Против безумия есть только один довод — разум, но его логикой нельзя убедить безумца. Сумасшедшие .живут в своем собственном мире, мире гротескного кино, и заставить больной, помутненный рассудок выйти оттуда к свету невозможно… Но ведь и у нее нет другого пути и другого выхода! А что, если Маэстро был ранен в этом ночном побоище? Он сумел уйти, скрыться, но был ранен , тяжело ранен и сейчас умирает где-то один — среди моря, чаек и скал?.. И никто ее не спасет, и этот умалишенный: Глостер будет издеваться над нею до тех пор, пока не убьет или хуже — не сведет с ума, не превратит в подобное себе существо, липкое от страха и измученное бесплодными умствованиями!

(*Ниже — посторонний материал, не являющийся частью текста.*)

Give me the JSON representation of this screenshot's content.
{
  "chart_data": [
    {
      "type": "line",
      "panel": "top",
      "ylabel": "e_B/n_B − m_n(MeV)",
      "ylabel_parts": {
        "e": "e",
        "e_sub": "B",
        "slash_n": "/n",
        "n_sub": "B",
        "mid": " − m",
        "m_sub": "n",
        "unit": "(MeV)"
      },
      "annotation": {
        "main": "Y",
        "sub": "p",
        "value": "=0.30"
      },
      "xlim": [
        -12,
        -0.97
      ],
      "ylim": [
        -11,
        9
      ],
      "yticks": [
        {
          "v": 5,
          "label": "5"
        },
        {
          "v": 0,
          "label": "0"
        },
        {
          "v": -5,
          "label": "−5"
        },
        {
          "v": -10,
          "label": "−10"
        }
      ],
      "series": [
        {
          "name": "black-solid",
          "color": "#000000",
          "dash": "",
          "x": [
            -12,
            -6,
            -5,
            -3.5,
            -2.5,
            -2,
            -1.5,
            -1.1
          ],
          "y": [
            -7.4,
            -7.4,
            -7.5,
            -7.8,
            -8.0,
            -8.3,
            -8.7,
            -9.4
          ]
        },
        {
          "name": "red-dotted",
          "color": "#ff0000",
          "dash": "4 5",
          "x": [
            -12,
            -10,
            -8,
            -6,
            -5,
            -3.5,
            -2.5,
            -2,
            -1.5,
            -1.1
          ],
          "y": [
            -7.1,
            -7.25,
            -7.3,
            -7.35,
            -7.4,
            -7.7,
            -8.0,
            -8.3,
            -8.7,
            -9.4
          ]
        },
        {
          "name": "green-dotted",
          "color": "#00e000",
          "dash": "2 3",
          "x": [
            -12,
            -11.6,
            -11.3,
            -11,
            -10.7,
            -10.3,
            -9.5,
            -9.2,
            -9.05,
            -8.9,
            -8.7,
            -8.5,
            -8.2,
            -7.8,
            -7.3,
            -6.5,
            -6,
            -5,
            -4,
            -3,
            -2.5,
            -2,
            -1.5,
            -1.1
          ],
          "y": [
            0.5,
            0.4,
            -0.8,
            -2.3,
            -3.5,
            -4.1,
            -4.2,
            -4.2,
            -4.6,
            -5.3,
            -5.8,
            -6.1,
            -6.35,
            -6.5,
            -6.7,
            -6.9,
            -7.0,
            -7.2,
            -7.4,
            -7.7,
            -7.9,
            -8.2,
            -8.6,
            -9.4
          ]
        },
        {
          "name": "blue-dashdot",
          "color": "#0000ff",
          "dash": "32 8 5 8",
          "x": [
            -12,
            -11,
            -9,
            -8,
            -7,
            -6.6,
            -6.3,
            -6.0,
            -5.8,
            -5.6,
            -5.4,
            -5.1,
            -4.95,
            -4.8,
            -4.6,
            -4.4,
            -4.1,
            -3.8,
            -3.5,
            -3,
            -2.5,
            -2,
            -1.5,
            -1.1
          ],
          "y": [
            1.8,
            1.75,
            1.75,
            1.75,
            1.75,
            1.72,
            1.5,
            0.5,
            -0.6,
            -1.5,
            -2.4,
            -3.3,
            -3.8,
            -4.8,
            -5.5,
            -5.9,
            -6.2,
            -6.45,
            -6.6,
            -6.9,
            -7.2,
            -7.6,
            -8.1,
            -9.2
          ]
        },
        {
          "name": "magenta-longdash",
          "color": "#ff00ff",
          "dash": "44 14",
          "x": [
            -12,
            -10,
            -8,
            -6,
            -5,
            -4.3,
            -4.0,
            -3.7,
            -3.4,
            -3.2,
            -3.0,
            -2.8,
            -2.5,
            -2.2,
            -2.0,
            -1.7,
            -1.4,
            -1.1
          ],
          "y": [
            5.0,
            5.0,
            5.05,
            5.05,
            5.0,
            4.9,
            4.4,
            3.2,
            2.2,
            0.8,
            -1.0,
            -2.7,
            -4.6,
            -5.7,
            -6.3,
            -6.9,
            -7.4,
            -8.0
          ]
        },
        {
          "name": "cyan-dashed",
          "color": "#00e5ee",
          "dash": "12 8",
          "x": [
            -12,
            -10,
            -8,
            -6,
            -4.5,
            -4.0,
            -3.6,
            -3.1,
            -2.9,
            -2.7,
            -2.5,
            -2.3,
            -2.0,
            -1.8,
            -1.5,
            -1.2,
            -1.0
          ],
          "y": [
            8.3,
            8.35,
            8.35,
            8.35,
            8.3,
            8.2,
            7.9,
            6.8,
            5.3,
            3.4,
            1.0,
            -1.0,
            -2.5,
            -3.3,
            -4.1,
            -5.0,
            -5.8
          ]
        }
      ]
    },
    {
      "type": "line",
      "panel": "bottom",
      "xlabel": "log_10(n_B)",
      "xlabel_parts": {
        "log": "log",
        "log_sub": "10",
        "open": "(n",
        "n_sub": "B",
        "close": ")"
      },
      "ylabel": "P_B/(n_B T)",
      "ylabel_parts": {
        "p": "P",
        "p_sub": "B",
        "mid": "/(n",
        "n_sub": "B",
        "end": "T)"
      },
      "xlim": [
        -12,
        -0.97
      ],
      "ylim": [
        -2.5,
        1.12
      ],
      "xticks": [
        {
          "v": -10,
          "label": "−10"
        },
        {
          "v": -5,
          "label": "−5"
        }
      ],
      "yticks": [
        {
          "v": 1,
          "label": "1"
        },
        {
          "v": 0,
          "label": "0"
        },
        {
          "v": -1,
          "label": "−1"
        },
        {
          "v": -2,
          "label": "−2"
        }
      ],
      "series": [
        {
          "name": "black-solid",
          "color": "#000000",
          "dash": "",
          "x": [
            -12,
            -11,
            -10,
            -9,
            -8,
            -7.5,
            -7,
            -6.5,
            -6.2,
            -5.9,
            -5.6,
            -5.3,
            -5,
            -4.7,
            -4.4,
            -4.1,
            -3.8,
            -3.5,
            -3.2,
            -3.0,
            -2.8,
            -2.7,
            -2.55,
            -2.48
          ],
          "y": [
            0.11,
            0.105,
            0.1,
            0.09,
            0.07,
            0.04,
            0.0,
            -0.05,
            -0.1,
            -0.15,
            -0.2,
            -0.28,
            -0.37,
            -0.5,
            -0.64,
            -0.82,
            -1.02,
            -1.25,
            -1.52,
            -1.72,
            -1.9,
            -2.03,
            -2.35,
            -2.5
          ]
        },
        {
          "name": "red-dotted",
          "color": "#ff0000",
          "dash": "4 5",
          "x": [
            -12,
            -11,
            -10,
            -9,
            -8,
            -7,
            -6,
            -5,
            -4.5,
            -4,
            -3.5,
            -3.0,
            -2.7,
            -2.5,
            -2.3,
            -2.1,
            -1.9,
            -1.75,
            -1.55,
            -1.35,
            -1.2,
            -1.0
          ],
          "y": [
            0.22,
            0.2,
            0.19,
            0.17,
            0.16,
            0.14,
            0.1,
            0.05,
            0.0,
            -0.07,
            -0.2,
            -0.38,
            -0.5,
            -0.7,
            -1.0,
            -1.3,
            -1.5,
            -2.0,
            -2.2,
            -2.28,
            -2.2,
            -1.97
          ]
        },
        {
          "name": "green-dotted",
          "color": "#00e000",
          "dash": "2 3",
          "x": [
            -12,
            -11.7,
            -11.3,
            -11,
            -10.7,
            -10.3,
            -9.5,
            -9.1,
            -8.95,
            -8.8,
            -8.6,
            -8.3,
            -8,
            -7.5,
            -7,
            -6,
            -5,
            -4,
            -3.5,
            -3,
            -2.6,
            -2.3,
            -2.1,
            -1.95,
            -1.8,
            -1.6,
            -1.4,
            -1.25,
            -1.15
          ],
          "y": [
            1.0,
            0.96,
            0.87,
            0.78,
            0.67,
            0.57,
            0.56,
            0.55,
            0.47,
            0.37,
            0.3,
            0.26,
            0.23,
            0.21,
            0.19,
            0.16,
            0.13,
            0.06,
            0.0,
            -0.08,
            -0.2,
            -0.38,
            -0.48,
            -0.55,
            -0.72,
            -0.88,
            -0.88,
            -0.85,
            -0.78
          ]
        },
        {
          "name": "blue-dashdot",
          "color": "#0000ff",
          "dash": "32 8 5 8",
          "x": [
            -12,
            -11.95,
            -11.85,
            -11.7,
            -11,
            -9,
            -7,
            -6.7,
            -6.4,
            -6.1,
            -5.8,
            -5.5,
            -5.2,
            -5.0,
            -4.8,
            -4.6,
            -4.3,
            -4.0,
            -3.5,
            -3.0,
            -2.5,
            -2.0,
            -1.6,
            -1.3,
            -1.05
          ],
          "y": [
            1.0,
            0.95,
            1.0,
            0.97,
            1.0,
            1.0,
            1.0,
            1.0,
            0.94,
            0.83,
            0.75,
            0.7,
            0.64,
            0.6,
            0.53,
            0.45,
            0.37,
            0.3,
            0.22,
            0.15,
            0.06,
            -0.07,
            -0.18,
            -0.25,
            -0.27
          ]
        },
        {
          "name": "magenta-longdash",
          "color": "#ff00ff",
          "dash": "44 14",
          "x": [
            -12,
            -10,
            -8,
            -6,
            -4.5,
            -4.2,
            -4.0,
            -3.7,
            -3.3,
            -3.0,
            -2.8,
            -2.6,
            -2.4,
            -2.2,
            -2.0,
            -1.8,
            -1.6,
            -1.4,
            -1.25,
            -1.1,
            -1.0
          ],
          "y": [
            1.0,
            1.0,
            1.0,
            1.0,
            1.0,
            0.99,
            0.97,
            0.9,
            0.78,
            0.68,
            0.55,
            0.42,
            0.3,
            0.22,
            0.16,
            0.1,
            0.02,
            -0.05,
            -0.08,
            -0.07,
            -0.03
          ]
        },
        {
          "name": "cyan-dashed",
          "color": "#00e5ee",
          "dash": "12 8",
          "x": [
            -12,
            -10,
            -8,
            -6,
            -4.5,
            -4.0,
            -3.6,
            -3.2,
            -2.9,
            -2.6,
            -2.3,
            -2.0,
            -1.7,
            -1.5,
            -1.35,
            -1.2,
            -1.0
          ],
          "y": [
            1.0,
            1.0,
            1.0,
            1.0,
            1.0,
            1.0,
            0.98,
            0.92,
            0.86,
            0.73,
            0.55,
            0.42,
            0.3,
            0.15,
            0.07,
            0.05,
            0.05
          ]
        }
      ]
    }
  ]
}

Но… этот злой, нескладный человек говорил псевдологичные вещи, но сейчас, в это тревожное предутреннее безвременье между светом и мраком — пес знает почему — они казались истинными! И это страшило девушку больше всего? Неужели она уже сходит с ума?!
— Жизнь моя никому не приносит радости… — услышала она голос Глостера и вздрогнула: настолько близким было совпадение, тождество его мыслей и ее собственных. — И мне самому противна, и окружающим — в тягость.
— Просто вы — трус, — услышала Аля свой голос будто со стороны.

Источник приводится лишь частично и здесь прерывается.